For more than a decade, Marcos Del Rosario Santiago has lived in la Roma — at the time an up-and-coming neighborhood on the west side of Mexico City.
But Del Rosario has seen a shift in his neighborhood. More Airbnbs are popping up after those living in apartments, some who have had to already have three or four roommates could no longer afford to live there. At his local panadería, where he often orders coffee and pan dulce, he used to only hear people order in Spanish, even if they were not Mexican. Now, he said he’s seeing and hearing more foreigners order in English.
“Some of them don’t even try to speak in Spanish,” he said.
While many Mexicans are increasingly concerned about gentrification brought on by the influx of Americans that relocated to “el D.F.” as the capital used to be called, Del Rosario, believes having new neighbors isn’t necessarily a bad thing.

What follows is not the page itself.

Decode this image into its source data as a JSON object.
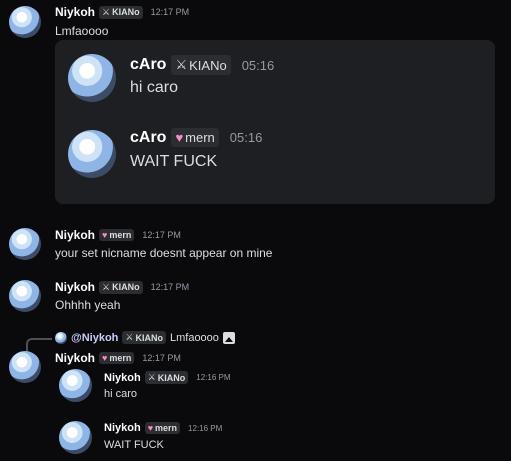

“Diversidad.” The singular word Del Rosario is used to describe the impact of this new phenomenon. And the rising rent and food costs? Well, that’s just the price to pay for progress, he said.
Less than five miles from Del Rosario’s neighborhood, President Joe Biden met with Mexican President Andrés Manuel López Obrador this past week to discuss how to stop large swaths of migrants from coming to the United States illegally.
“We’re working together to address this challenge in a way that upholds our nations’ laws and protects the human rights of migrants facing desperate circumstances,” Biden said at Tuesday’s press conference at the National Palace in Mexico City.
While immigration rhetoric in the U.S. has focused on sending migrants back to Mexico, another burgeoning phenomenon remains largely ignored: Americans migrating to Mexico.
In the last decade, Mexico has become the top nation for U.S. Americans to move to — a trend that ramped up during the pandemic. There are now a record number of U.S. Americans becoming temporary residents in Mexico as of 2022.